Criticizing govt is now treason. https://t.co/AdKWewIZFJ
— Ada Campbell (@Adacampbell) September 1, 2019
Writer Gimba Kakanda said that linking Jalingo with Sowore was a diversion because the government “[wasn't] going to win”:
He was arrested for writing that the Cross River state Governor diverted N500M. He sued the police for illegal detention and, knowing they weren’t going to win, they accused him of supporting Sowore — of treason, terrorism, cultism and public disturbance.https://t.co/1h9zS3FWo4
— Gimba Kakanda (@gimbakakanda) September 1, 2019
Abdul Mahmud, a lawyer and human rights activist, asks if a charge of treason can be sustained “against a citizen for allegedly planning to topple a governor” under the Nigerian constitution.
FRN v Agba Jalingo.
Lawyers, can the charge of treason be sustained by @policeng against a citizen for allegedly planning to topple a governor?
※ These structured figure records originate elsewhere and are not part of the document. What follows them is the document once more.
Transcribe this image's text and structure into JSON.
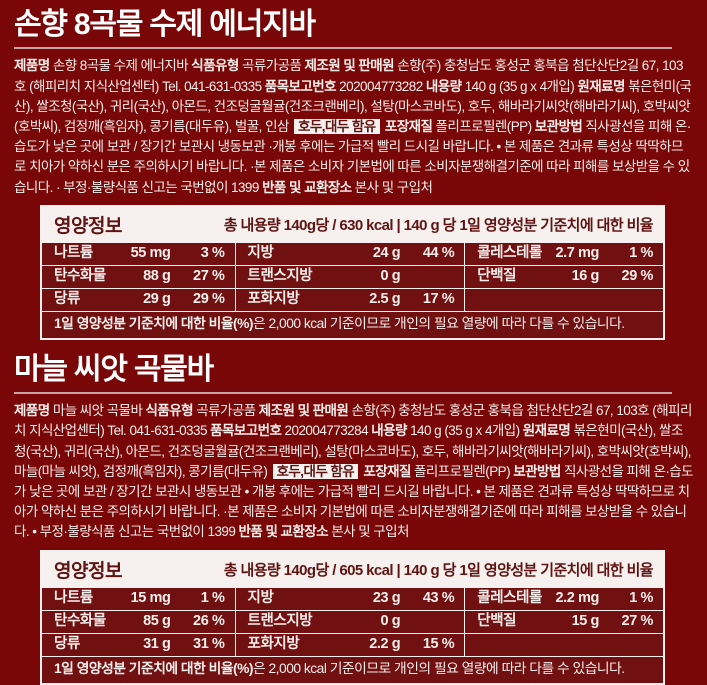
{
  "theme": {
    "background": "#7a0707",
    "table-bg": "#711011",
    "ink": "#f6efec",
    "paper": "#f6f1ee",
    "accent": "#5f1413",
    "divider": "#c8a29e"
  },
  "products": [
    {
      "title": "손향 8곡물 수제 에너지바",
      "info_segments": [
        {
          "s": "bold",
          "t": "제품명"
        },
        {
          "s": "normal",
          "t": " 손향 8곡물 수제 에너지바  "
        },
        {
          "s": "bold",
          "t": "식품유형"
        },
        {
          "s": "normal",
          "t": " 곡류가공품  "
        },
        {
          "s": "bold",
          "t": "제조원 및 판매원"
        },
        {
          "s": "normal",
          "t": " 손향(주) 충청남도 홍성군 홍북읍 첨단산단2길 67, 103호 (해피리치 지식산업센터) Tel. 041-631-0335 "
        },
        {
          "s": "bold",
          "t": "품목보고번호"
        },
        {
          "s": "normal",
          "t": " 202004773282 "
        },
        {
          "s": "bold",
          "t": "내용량"
        },
        {
          "s": "normal",
          "t": " 140 g (35 g x 4개입) "
        },
        {
          "s": "bold",
          "t": "원재료명"
        },
        {
          "s": "normal",
          "t": " 볶은현미(국산), 쌀조청(국산), 귀리(국산), 아몬드, 건조덩굴월귤(건조크랜베리), 설탕(마스코바도), 호두, 해바라기씨앗(해바라기씨), 호박씨앗(호박씨), 검정깨(흑임자), 콩기름(대두유), 벌꿀, 인삼 "
        },
        {
          "s": "highlight",
          "t": "호두,대두 함유"
        },
        {
          "s": "normal",
          "t": " "
        },
        {
          "s": "bold",
          "t": "포장재질"
        },
        {
          "s": "normal",
          "t": " 폴리프로필렌(PP)  "
        },
        {
          "s": "bold",
          "t": "보관방법"
        },
        {
          "s": "normal",
          "t": " 직사광선을 피해 온·습도가 낮은 곳에 보관 / 장기간 보관시 냉동보관  ·개봉 후에는 가급적 빨리 드시길 바랍니다. • 본 제품은 견과류 특성상 딱딱하므로 치아가 약하신 분은 주의하시기 바랍니다. ·본 제품은 소비자 기본법에 따른 소비자분쟁해결기준에 따라 피해를 보상받을 수 있습니다. · 부정·불량식품 신고는 국번없이 1399 "
        },
        {
          "s": "bold",
          "t": "반품 및 교환장소"
        },
        {
          "s": "normal",
          "t": " 본사 및 구입처"
        }
      ],
      "nutrition": {
        "header_label": "영양정보",
        "header_summary": "총 내용량 140g당 / 630 kcal | 140 g 당 1일 영양성분 기준치에 대한 비율",
        "rows": [
          [
            {
              "name": "나트륨",
              "amount": "55 mg",
              "dv": "3 %"
            },
            {
              "name": "지방",
              "amount": "24 g",
              "dv": "44 %"
            },
            {
              "name": "콜레스테롤",
              "amount": "2.7 mg",
              "dv": "1 %"
            }
          ],
          [
            {
              "name": "탄수화물",
              "amount": "88 g",
              "dv": "27 %"
            },
            {
              "name": "트랜스지방",
              "amount": "0 g",
              "dv": ""
            },
            {
              "name": "단백질",
              "amount": "16 g",
              "dv": "29 %"
            }
          ],
          [
            {
              "name": "당류",
              "amount": "29 g",
              "dv": "29 %"
            },
            {
              "name": "포화지방",
              "amount": "2.5 g",
              "dv": "17 %"
            },
            {
              "name": "",
              "amount": "",
              "dv": ""
            }
          ]
        ],
        "footnote_bold": "1일 영양성분 기준치에 대한 비율(%)",
        "footnote_rest": "은 2,000 kcal 기준이므로 개인의 필요 열량에 따라 다를 수 있습니다."
      }
    },
    {
      "title": "마늘 씨앗 곡물바",
      "info_segments": [
        {
          "s": "bold",
          "t": "제품명"
        },
        {
          "s": "normal",
          "t": " 마늘 씨앗 곡물바  "
        },
        {
          "s": "bold",
          "t": "식품유형"
        },
        {
          "s": "normal",
          "t": " 곡류가공품  "
        },
        {
          "s": "bold",
          "t": "제조원 및 판매원"
        },
        {
          "s": "normal",
          "t": " 손향(주) 충청남도 홍성군 홍북읍 첨단산단2길 67, 103호 (해피리치 지식산업센터) Tel. 041-631-0335 "
        },
        {
          "s": "bold",
          "t": "품목보고번호"
        },
        {
          "s": "normal",
          "t": " 202004773284 "
        },
        {
          "s": "bold",
          "t": "내용량"
        },
        {
          "s": "normal",
          "t": " 140 g (35 g x 4개입) "
        },
        {
          "s": "bold",
          "t": "원재료명"
        },
        {
          "s": "normal",
          "t": " 볶은현미(국산), 쌀조청(국산), 귀리(국산), 아몬드, 건조덩굴월귤(건조크랜베리), 설탕(마스코바도), 호두, 해바라기씨앗(해바라기씨), 호박씨앗(호박씨), 마늘(마늘 씨앗), 검정깨(흑임자), 콩기름(대두유) "
        },
        {
          "s": "highlight",
          "t": "호두,대두 함유"
        },
        {
          "s": "normal",
          "t": " "
        },
        {
          "s": "bold",
          "t": "포장재질"
        },
        {
          "s": "normal",
          "t": " 폴리프로필렌(PP)  "
        },
        {
          "s": "bold",
          "t": "보관방법"
        },
        {
          "s": "normal",
          "t": " 직사광선을 피해 온·습도가 낮은 곳에 보관 / 장기간 보관시 냉동보관 • 개봉 후에는 가급적 빨리 드시길 바랍니다. • 본 제품은 견과류 특성상 딱딱하므로 치아가 약하신 분은 주의하시기 바랍니다. ·본 제품은 소비자 기본법에 따른 소비자분쟁해결기준에 따라 피해를 보상받을 수 있습니다. • 부정·불량식품 신고는 국번없이 1399 "
        },
        {
          "s": "bold",
          "t": "반품 및 교환장소"
        },
        {
          "s": "normal",
          "t": " 본사 및 구입처"
        }
      ],
      "nutrition": {
        "header_label": "영양정보",
        "header_summary": "총 내용량 140g당 / 605 kcal | 140 g 당 1일 영양성분 기준치에 대한 비율",
        "rows": [
          [
            {
              "name": "나트륨",
              "amount": "15 mg",
              "dv": "1 %"
            },
            {
              "name": "지방",
              "amount": "23 g",
              "dv": "43 %"
            },
            {
              "name": "콜레스테롤",
              "amount": "2.2 mg",
              "dv": "1 %"
            }
          ],
          [
            {
              "name": "탄수화물",
              "amount": "85 g",
              "dv": "26 %"
            },
            {
              "name": "트랜스지방",
              "amount": "0 g",
              "dv": ""
            },
            {
              "name": "단백질",
              "amount": "15 g",
              "dv": "27 %"
            }
          ],
          [
            {
              "name": "당류",
              "amount": "31 g",
              "dv": "31 %"
            },
            {
              "name": "포화지방",
              "amount": "2.2 g",
              "dv": "15 %"
            },
            {
              "name": "",
              "amount": "",
              "dv": ""
            }
          ]
        ],
        "footnote_bold": "1일 영양성분 기준치에 대한 비율(%)",
        "footnote_rest": "은 2,000 kcal 기준이므로 개인의 필요 열량에 따라 다를 수 있습니다."
      }
    }
  ]
}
Is treason a state or federal offence? Is the governor a sovereign or a federal agent?
This country confuses the Great Oracle o!
— Revolutionary Oracle (@AbdulMahmud01) September 1, 2019
The “assault against free speech in Nigeria is alarming”, quipped Nafiu:
Agba Jalingo, a journalist, charged for treason for daring to criticize the Cross River State governor
The assault against free speech in Nigeria at the moment is alarming
Any politician who is unwilling to subject himself or herself to public scrutiny has no place in politics
— Nafiu T (@nafeezi) September 1, 2019
Darlington Edem, chairman of the Association of Cross River Online Journalists, stated that Jalingo's arrest has only shown that “the media in Cross River State is caged and controlled.”
Similarly, the Lagos-based International Press Centre (IPC) has called for the unconditional release of Jalingo. IPC condemned “the growing crackdown on freedom of expression” in Nigeria as evident in the frequent “molestation of journalists and the media by security agencies.”